SOP Template: Change Management for Startups
Free change management SOP template for startups. Change requests, impact assessment, approval workflows, and rollback plans for fast-moving product teams.
Purpose
Define a lightweight change management process for startup product and engineering teams that ship fast without breaking things. At a startup, changes happen constantly — new features, architecture refactors, tool migrations, pricing changes, API modifications. Without any change management, these changes collide: an engineer refactors the auth system while product changes the pricing page, and the deploy on Thursday breaks three things nobody expected. This SOP adds just enough structure to prevent chaos without slowing down the pace that makes startups competitive.
Scope
Covers changes to the production product, infrastructure, pricing, API contracts, third-party integrations, and internal tools that affect more than one team member. Applies to planned changes — not emergency fixes, which follow the incident response SOP. Does not cover minor bug fixes, copy changes, or styling updates that affect no other systems.
Prerequisites
- Linear project board with a 'Change Request' issue type or label
- Notion page for the change log: a table tracking what changed, when, who approved, and impact
- Slack channel #changes for announcing and discussing upcoming changes
- Defined ownership for each major system area: who approves changes to auth, payments, infrastructure, data models
Roles & Responsibilities
Change Requestor
- Write the change request in Linear with a clear description of what, why, and the expected impact
- Identify which systems and teams are affected by the change
- Propose a rollback plan in case the change causes issues
- Announce the change in #changes before implementation
Product Lead / Engineering Lead
- Review change requests and assess priority against the current roadmap
- Approve or reject changes based on impact, timing, and resource availability
- Coordinate scheduling to prevent conflicting changes from shipping at the same time
System Owner (area-specific)
- Review changes that affect their system area for technical correctness and risk
- Flag dependencies or side effects the requestor may have missed
- Approve the technical implementation approach
Procedure
The person proposing the change creates a Linear ticket with the 'Change Request' label. The ticket must answer four questions: What is changing? Why is it needed? What systems or teams are affected? What is the rollback plan if it goes wrong? Keep it concise — a change request should take 10 minutes to write, not an hour. The goal is to make the change visible and reviewable, not to create paperwork.
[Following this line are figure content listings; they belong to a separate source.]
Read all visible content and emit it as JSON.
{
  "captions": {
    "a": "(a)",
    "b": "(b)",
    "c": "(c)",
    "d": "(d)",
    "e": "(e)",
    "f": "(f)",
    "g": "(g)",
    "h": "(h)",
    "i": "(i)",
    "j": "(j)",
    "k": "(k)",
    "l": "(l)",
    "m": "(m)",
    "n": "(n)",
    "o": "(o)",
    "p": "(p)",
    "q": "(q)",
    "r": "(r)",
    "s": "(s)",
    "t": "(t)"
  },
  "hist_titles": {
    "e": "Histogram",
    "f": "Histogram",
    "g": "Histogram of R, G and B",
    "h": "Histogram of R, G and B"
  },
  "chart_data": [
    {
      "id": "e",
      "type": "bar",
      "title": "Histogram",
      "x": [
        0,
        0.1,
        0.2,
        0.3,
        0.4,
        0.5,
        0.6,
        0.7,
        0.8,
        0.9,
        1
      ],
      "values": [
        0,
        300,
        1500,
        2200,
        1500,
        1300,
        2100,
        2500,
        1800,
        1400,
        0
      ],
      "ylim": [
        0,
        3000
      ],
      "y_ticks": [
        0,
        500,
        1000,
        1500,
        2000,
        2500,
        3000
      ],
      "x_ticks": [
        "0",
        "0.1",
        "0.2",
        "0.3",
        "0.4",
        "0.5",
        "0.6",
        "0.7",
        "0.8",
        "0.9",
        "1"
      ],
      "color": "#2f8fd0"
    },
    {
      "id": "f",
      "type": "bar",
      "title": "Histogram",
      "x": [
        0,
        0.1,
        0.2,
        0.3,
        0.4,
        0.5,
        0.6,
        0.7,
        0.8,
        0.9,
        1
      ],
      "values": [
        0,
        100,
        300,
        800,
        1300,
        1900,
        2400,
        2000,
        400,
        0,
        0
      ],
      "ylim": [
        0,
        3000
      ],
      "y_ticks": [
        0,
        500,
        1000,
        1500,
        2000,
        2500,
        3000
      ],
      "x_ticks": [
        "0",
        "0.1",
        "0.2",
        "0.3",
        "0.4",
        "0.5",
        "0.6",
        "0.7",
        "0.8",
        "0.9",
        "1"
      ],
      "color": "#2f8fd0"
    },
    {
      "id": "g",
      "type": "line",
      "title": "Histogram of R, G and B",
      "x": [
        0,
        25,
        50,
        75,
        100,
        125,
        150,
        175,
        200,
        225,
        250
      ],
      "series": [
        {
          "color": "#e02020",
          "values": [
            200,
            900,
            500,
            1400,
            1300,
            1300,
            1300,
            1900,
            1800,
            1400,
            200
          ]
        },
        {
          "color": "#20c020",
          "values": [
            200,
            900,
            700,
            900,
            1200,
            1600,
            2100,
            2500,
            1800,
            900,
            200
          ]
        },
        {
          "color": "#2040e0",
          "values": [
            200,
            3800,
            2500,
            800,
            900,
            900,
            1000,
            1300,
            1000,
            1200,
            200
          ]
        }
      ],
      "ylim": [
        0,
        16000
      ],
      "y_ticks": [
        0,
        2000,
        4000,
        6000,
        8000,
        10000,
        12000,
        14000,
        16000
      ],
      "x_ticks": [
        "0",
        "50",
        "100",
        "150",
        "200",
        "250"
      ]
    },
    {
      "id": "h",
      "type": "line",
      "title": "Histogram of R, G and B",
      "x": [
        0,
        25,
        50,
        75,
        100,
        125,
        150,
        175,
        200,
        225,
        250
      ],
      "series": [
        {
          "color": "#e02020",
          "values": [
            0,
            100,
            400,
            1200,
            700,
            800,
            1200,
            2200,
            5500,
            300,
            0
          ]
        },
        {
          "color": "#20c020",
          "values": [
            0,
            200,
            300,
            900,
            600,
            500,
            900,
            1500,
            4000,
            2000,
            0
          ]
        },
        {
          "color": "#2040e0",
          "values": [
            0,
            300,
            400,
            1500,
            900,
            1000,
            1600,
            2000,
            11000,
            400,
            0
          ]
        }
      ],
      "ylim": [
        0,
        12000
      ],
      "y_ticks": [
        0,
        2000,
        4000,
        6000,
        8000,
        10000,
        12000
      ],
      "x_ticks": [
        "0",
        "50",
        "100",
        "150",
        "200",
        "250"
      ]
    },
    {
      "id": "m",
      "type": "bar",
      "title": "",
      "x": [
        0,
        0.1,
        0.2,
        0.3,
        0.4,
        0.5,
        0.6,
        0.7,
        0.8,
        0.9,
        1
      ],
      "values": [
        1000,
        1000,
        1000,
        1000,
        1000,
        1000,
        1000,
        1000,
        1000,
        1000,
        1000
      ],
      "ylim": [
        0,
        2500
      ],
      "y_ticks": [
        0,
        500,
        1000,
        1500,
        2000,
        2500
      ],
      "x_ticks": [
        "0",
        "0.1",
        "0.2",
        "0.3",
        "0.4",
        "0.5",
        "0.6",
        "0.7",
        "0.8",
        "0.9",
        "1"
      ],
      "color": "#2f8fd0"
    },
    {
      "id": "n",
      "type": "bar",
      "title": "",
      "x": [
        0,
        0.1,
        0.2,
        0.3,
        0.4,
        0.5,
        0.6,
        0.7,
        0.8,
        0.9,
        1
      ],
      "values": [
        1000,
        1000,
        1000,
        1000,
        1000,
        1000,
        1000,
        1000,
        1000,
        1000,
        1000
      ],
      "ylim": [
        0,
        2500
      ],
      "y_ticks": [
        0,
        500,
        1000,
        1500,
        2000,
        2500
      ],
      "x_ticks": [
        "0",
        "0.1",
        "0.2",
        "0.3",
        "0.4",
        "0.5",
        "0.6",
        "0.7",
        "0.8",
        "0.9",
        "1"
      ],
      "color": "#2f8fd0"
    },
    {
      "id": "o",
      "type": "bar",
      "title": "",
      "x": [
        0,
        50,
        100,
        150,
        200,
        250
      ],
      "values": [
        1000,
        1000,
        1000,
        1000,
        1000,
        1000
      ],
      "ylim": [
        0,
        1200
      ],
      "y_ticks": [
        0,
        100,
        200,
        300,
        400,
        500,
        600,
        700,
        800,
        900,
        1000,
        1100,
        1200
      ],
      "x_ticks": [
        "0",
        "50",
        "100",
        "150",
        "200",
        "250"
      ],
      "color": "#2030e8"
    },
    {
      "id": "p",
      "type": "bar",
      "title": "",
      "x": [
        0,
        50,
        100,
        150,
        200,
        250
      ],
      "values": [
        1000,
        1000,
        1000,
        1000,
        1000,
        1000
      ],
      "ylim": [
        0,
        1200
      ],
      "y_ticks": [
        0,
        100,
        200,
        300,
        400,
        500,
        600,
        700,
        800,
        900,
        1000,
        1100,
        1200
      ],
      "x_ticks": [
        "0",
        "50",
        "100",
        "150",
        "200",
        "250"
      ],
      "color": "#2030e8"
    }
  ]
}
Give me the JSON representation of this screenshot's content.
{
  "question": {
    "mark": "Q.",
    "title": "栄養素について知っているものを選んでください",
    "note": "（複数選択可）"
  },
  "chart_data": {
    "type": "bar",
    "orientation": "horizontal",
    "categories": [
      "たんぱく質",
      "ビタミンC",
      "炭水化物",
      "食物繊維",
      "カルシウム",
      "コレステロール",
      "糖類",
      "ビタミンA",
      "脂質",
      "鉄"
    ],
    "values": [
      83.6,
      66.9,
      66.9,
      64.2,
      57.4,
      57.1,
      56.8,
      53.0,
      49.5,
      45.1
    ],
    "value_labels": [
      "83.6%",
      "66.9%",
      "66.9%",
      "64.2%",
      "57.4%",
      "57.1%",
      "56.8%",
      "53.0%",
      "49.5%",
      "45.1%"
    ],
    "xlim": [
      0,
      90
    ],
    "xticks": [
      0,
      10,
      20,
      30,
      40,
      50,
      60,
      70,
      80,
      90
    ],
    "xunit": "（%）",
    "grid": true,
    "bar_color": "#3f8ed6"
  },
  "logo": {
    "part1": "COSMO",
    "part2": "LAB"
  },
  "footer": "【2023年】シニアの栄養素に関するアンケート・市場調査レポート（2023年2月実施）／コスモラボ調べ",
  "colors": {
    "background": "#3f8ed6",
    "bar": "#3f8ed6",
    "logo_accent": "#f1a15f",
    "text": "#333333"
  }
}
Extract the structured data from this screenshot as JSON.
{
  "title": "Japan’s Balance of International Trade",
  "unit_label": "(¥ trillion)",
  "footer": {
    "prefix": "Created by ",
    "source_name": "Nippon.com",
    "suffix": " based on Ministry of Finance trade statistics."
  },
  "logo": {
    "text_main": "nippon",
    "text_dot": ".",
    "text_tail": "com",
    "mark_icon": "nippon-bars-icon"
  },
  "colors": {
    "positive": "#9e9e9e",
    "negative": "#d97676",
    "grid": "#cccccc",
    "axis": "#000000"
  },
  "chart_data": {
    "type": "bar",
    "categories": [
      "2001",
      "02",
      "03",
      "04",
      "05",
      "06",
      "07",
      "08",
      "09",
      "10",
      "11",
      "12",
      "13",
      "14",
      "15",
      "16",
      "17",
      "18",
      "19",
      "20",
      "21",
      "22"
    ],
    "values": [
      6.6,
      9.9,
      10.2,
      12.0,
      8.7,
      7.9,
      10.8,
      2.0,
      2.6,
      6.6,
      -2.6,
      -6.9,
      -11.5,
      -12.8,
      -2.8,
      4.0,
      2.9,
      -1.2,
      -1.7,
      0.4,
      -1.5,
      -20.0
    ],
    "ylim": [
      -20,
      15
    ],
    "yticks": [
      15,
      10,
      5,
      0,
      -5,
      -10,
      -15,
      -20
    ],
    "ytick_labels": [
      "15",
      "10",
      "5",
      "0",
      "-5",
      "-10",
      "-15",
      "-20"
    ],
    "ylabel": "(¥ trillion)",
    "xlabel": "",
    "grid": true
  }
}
- aCreate a Linear ticket with the 'Change Request' label
- bDescribe the change: what is being modified and the specific technical approach
- cExplain the business reason: why this change is needed now
- dList affected systems, APIs, teams, and any customer-facing impact
- eWrite a rollback plan: how to revert if the change causes problems
- fTag the relevant system owner and the Product or Engineering Lead
Completion Checklist
Key Performance Indicators
Change approval turnaround time
Under 24 hours for low/medium risk, under 48 hours for high risk
Change success rate (no rollback needed)
90% or higher
Percentage of changes with documented rollback plans
100%
Unplanned changes (bypassing the process)
Under 10% of total changes
Why This Matters for Startups
Startups ship fast — that is the advantage. But speed without coordination is how a pricing change breaks the payment flow, an API modification silently breaks the mobile app, or three engineers refactor the same system in three different directions during the same sprint. Change management at a startup is not about slowing down. It is about making changes visible so the team can move fast without stepping on each other. The companies that scale successfully are the ones that add just enough process to prevent collisions without killing the pace that made them successful in the first place.
Common Mistakes
- ×Having no change management at all and relying on everyone being in the same Slack channel to know what is changing
- ×Building an enterprise-grade change approval process with committees and review boards that kills startup velocity
- ×Not writing rollback plans because 'we can figure it out if something goes wrong' — figuring it out under pressure always takes 5x longer
- ×Stacking multiple high-risk changes on the same day, making it impossible to isolate which change caused a problem
- ×Not maintaining a change log, so when something breaks days later, nobody remembers what changed
Startups-Specific Notes
Startups preparing for SOC 2 need a documented change management process. Having change requests in Linear with approvals and a change log in Notion covers the SOC 2 change management controls. This is one of the easier controls to satisfy if you start early. For startups with API customers, any change to the API contract (request/response format, endpoints, authentication) should always be classified as high risk — breaking API changes can trigger customer churn faster than almost anything else. Use semantic versioning for APIs and communicate changes through a changelog.